While you don’t have a say in whether you’ll eventually die or not (sorry Peter Thiel), you do have a say in what happens to you after you pass. And since funerals and memorial customs are tuned to the societal and spiritual values of the moment, it’s very likely that the death rituals you’ll choose will be pretty different from the ones your great-grandparents wanted.

For example, as American cemeteries in the 1800s were built to look rural and park-like to reflect the Romantic period, the burial rituals of today and tomorrow are likely to reflect our own cultural mainstays: Technology, and the promise that technology can build a better future, even after you’re gone. Here are some of the ways that tech is revolutionizing the death process:

QR Code Gravestones

QR code gravestones are becoming popular in places like Japan.

Wikimedia Commons

QR codes, the matrix barcodes that can be read by an imaging device like a camera on a smartphone, have permeated the funeral industries of Japan and China. First put on a tombstone in Japan in 2008, QR tombstones are essentially virtual memorials: When scanned, they can lead to a website with photos of the deceased and information about their life, transcending the limits of physical space that a traditional tombstone would force.

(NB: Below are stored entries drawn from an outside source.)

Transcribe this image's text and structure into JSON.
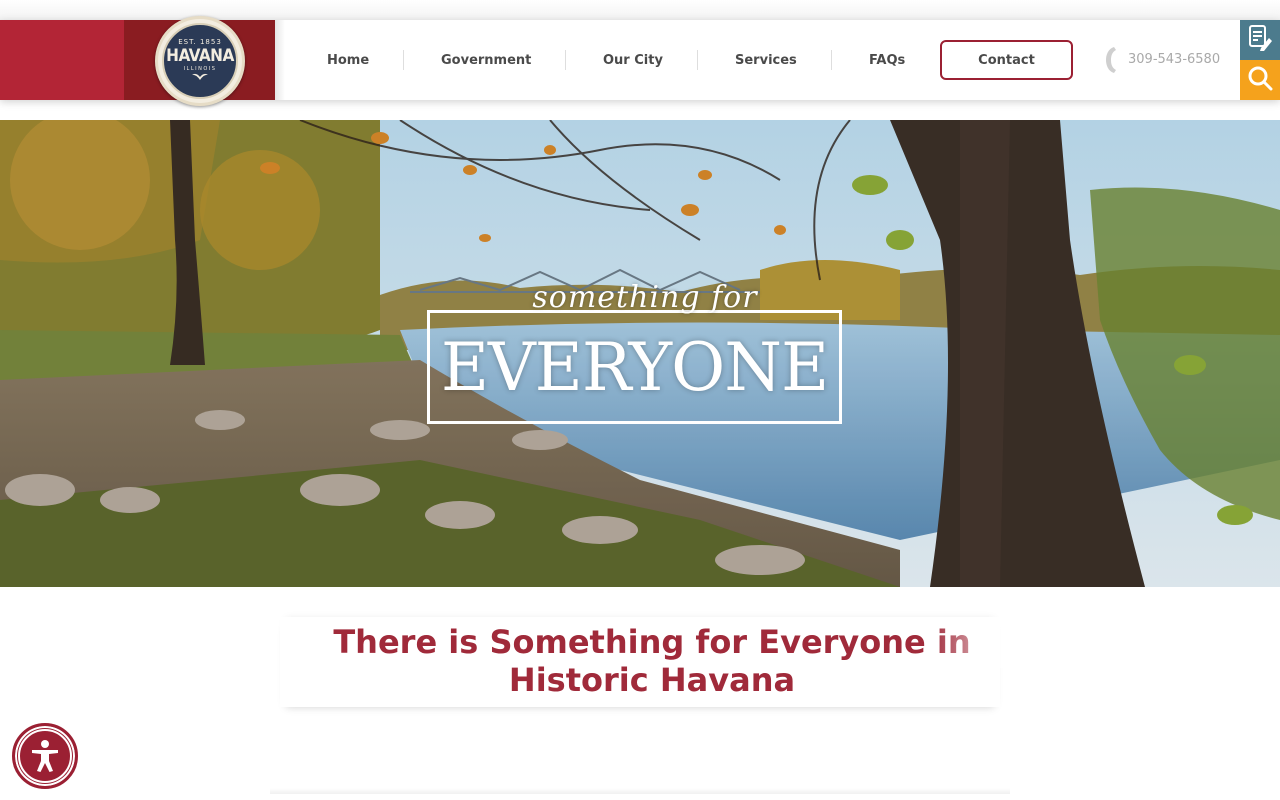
{
  "header": {
    "logo": {
      "est": "EST. 1853",
      "name": "HAVANA",
      "state": "ILLINOIS"
    },
    "nav": [
      {
        "label": "Home"
      },
      {
        "label": "Government"
      },
      {
        "label": "Our City"
      },
      {
        "label": "Services"
      },
      {
        "label": "FAQs"
      }
    ],
    "contact_label": "Contact",
    "phone": "309-543-6580",
    "side_buttons": [
      "document-edit-icon",
      "search-icon"
    ]
  },
  "hero": {
    "script_text": "something for",
    "title": "EVERYONE"
  },
  "intro": {
    "title": "There is Something for Everyone in Historic Havana"
  },
  "colors": {
    "brand_red": "#b32536",
    "brand_dark_red": "#8a1c21",
    "accent_crimson": "#9b2033",
    "teal": "#4c7b8d",
    "orange": "#f5a21c",
    "heading": "#a02a3a"
  },
  "accessibility": {
    "icon": "accessibility-icon"
  }
}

In China, they’ve become especially useful for a country with limited land space. In some Chinese grave sites operated by the government, the deceased remain in individual graves for seven years, then moved to mass graves complete with QR memorials. While QR tombstones haven’t become popular in the United States yet, they are slowly being found in other locations, from Alaska to Slovenia.

Green Cremations

Sometimes called biocremation, other times known as aquamation, alkaline hydrolysis is a chemical process poised to replace flame-based cremations. Sold as a “gentle, eco-friendly alternative”, alkaline hydrolysis comes with a smaller environmental cost than traditional cremations — to burn a single body, notes the BBC, a cremator machine “generates enough heat to warm a home in winter for a week.”

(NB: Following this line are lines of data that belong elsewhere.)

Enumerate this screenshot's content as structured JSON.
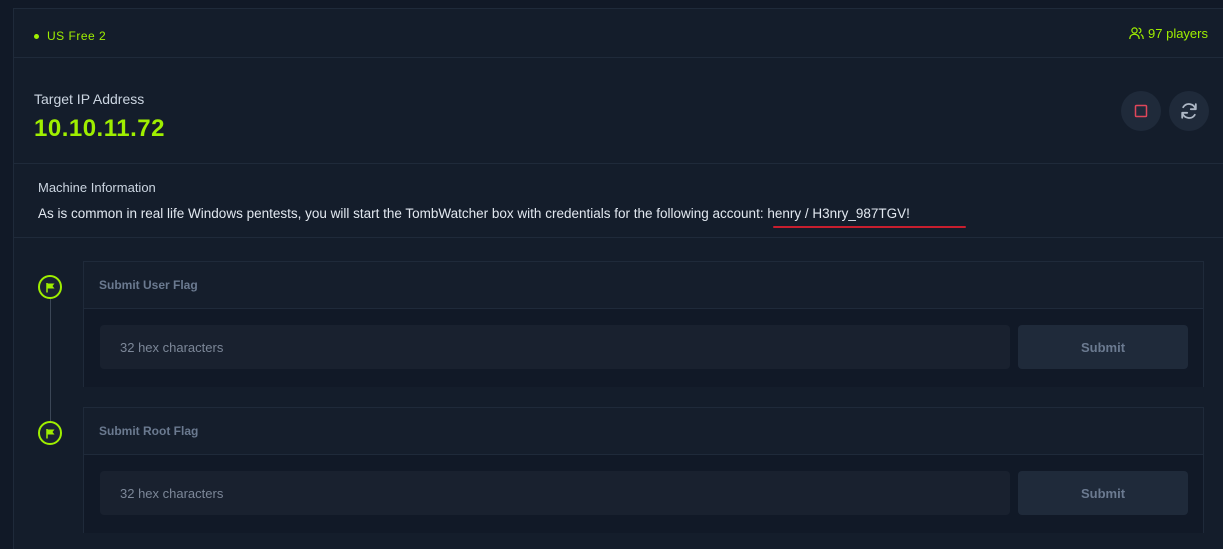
{
  "topbar": {
    "server_name": "US Free 2",
    "players": "97 players"
  },
  "target": {
    "label": "Target IP Address",
    "ip": "10.10.11.72"
  },
  "machine_info": {
    "title": "Machine Information",
    "description": "As is common in real life Windows pentests, you will start the TombWatcher box with credentials for the following account: henry / H3nry_987TGV!"
  },
  "flags": [
    {
      "title": "Submit User Flag",
      "placeholder": "32 hex characters",
      "submit_label": "Submit"
    },
    {
      "title": "Submit Root Flag",
      "placeholder": "32 hex characters",
      "submit_label": "Submit"
    }
  ],
  "colors": {
    "accent": "#9fef00",
    "background": "#141d2b",
    "stop": "#e0465a",
    "underline": "#c81e2e"
  }
}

This cremation involved putting a body in an alkaline hydrolysis machine for 90 minutes. It’s then heated to about 200 degrees Fahrenheit in a solution of potassium hydroxide and water. The temperature and solution creates a fast dissolving process, and in about four hours only a skeleton remains. As of now, alkaline hydrolysis is a legal form of cremation in 13 states — but likely will expand to more states soon.

Space Burials

A SpaceX Dragon capsule launches at Cape Canaveral. 

Wikimedia Commons

In May, space burial company Elysium Space announced they want to offer people the opportunity to send their loved one’s ashes to space. For $2,490, it isn’t cheap to “remember a loved one throughout the night sky” — but with the average cost of a funeral and burial rounding out at $7,181, it’s not terrible either. SpaceX flights are the planned space-hearses and while the exact date hasn’t been confirmed, Elysium said the first SpaceX Falcon 9 flight carrying the ashes of the deceased is set to go up sometime before the end of 2017.